In the opinion of the founder and CEO of DUX — a startup that operates in the investment segment —, Luiz Octávio Gonçalves Neto, what effectively changes is that there are now regulated vehicles where investors of all types can expose themselves to Bitcoin.
“Through ETFs, which are already known means, these investors have much more regulatory and tax clarity, simplicity of custody and monitoring of their investments in the asset”, he indicates.
Still according to Neto, the approval of ETFs tends to bring a substantial volume of capital in the medium/long term, enabling pension funds, companies, family offices and other investors to be exposed to the asset easily and safely. Therefore, the tendency is for this to have a positive effect on Bitcoin over the months and years, but does not necessarily reflect a substantial appreciation in the short term.
Asked whether Brazilian investors will have access to Bitcoin ETFs, Neto explains that Brazilians have already been able to expose themselves to Bitcoin through ETFs since 2021, starting with Hashdex's HASH11.
“In fact, Brazil already has a Bitcoin ETF long before the USA – demonstrating our capacity for innovation and the quality of companies and entrepreneurs here. Hashdex, which also had its ETF approved in the USA, created the first ETF in sight here in Brazil. Brazilians can also expose themselves to US ETFs through international brokers”, he states.

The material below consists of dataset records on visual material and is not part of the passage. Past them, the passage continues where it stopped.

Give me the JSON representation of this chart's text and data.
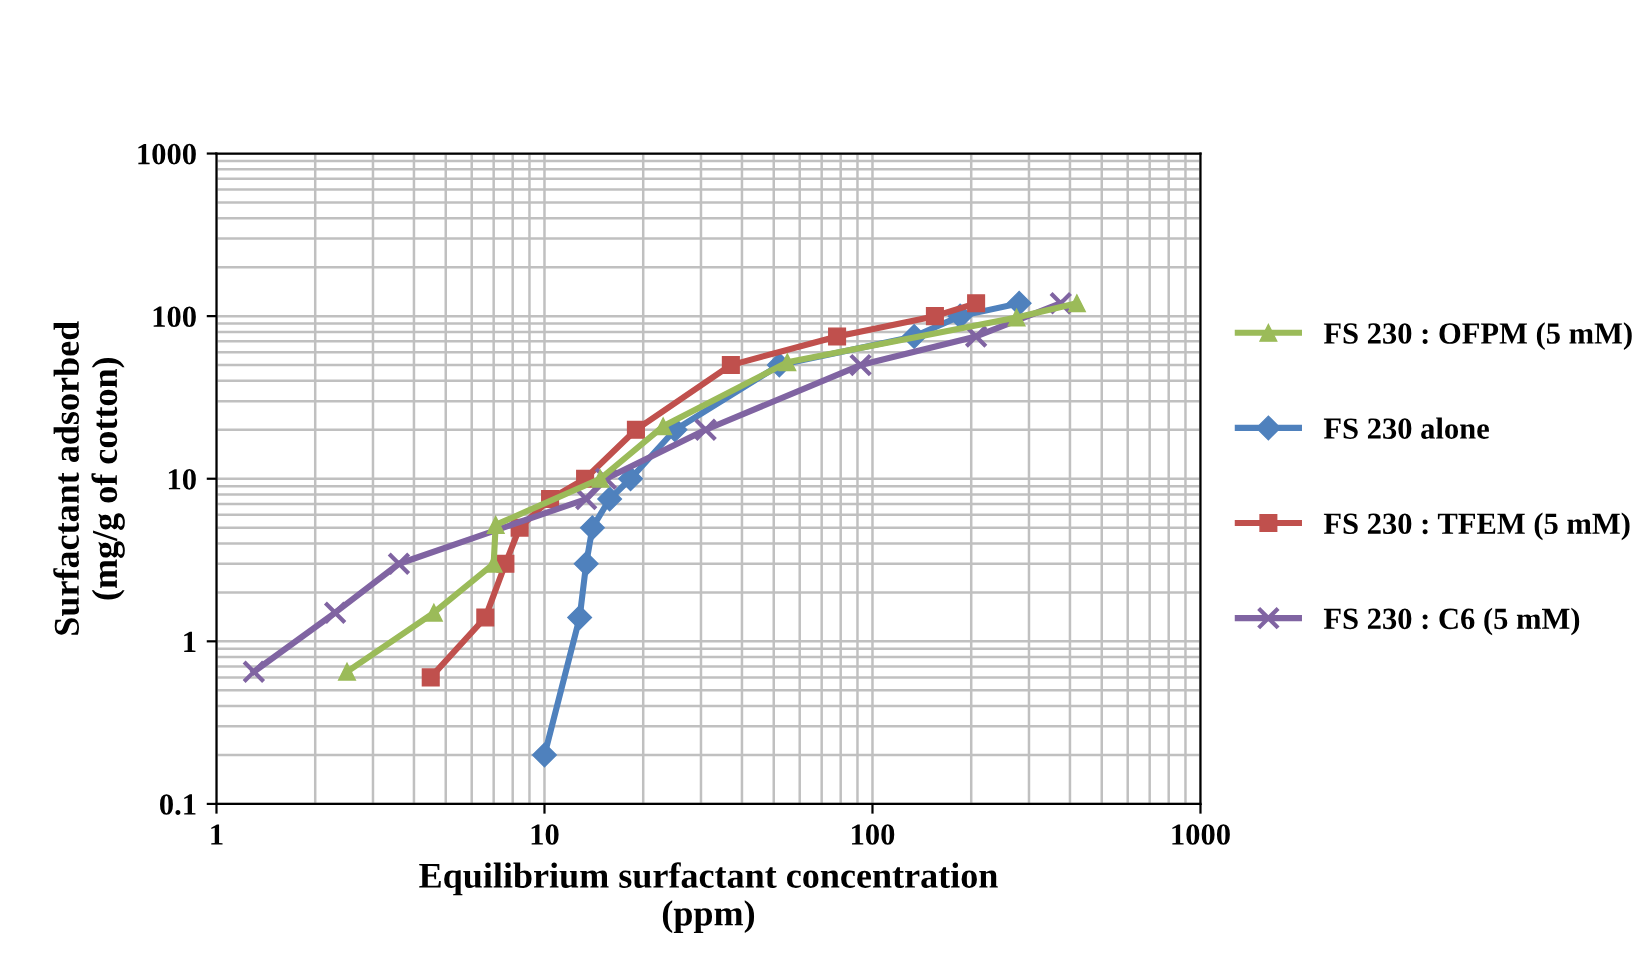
{
  "chart_data": {
    "type": "line",
    "xlabel": "Equilibrium surfactant concentration\n(ppm)",
    "ylabel": "Surfactant adsorbed\n(mg/g of cotton)",
    "log": "xy",
    "xlim": [
      1,
      1000
    ],
    "ylim": [
      0.1,
      1000
    ],
    "xticks": [
      1,
      10,
      100,
      1000
    ],
    "yticks": [
      0.1,
      1,
      10,
      100,
      1000
    ],
    "grid": true,
    "legend": "right",
    "series": [
      {
        "name": "FS 230 : OFPM (5 mM)",
        "color": "#9bbb59",
        "marker": "triangle",
        "x": [
          2.5,
          4.6,
          7,
          7.1,
          14.8,
          23,
          55,
          275,
          420
        ],
        "values": [
          0.65,
          1.5,
          3,
          5.2,
          10,
          21,
          52,
          98,
          120
        ]
      },
      {
        "name": "FS 230 alone",
        "color": "#4f81bd",
        "marker": "diamond",
        "x": [
          10,
          12.8,
          13.4,
          14,
          15.8,
          18.3,
          25,
          52,
          134,
          185,
          280
        ],
        "values": [
          0.2,
          1.4,
          3,
          5,
          7.5,
          10,
          20,
          50,
          75,
          100,
          120
        ]
      },
      {
        "name": "FS 230 : TFEM (5 mM)",
        "color": "#c0504d",
        "marker": "square",
        "x": [
          4.5,
          6.6,
          7.6,
          8.4,
          10.4,
          13.3,
          19,
          37,
          78,
          155,
          207
        ],
        "values": [
          0.6,
          1.4,
          3,
          5,
          7.5,
          10,
          20,
          50,
          75,
          100,
          120
        ]
      },
      {
        "name": "FS 230 : C6 (5 mM)",
        "color": "#8064a2",
        "marker": "cross",
        "x": [
          1.3,
          2.3,
          3.6,
          13.4,
          15.4,
          31,
          92,
          207,
          375
        ],
        "values": [
          0.65,
          1.5,
          3,
          7.5,
          10,
          20,
          50,
          75,
          120
        ]
      }
    ]
  }
}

What are Spot Bitcoin ETFs?
As Neto explains,m ETF (exchange traded fund) works like a share that has its variation based on some index. In the case of Bitcoin, the value of these shares follows the appreciation or devaluation of Bitcoin itself.
“A Bitcoin spot ETF means that the managers that make this asset available have to have Bitcoins in custody to back all the shares traded”, explains the expert.
Will Bitcoin price rise?
Some analysts argue that the flow of investments into Bitcoin should now be significantly greater. British bank Standard Chartered estimates that Bitcoin ETFs could attract between $50 billion and $100 billion in investor money by 2024 alone.
The accountant, cryptocurrency expert and founder of Escola de Cripto, Mychel Mendes, goes in the same direction of thought. He says, however, that Bitcoin is a limited asset and that demand, and consequently its price, should rise.
“Probably [vai subir] yes, because Bitcoin is a limited asset, there are 21 million, and with the ETF there is a very large demand for it”, he says.
On Thursday the 11th, shortly after the markets opened, bitcoin soared to US$49,000, its highest level since December 26, 2021, but soon began to fall until it returned to the level of US$46,000. Also for Mendes, investing in Bitcoin ETFs means investing resources in an institutional product that may have Bitcoin in the basket. Therefore, in his opinion, the investment can be profitable or not, like any financial product.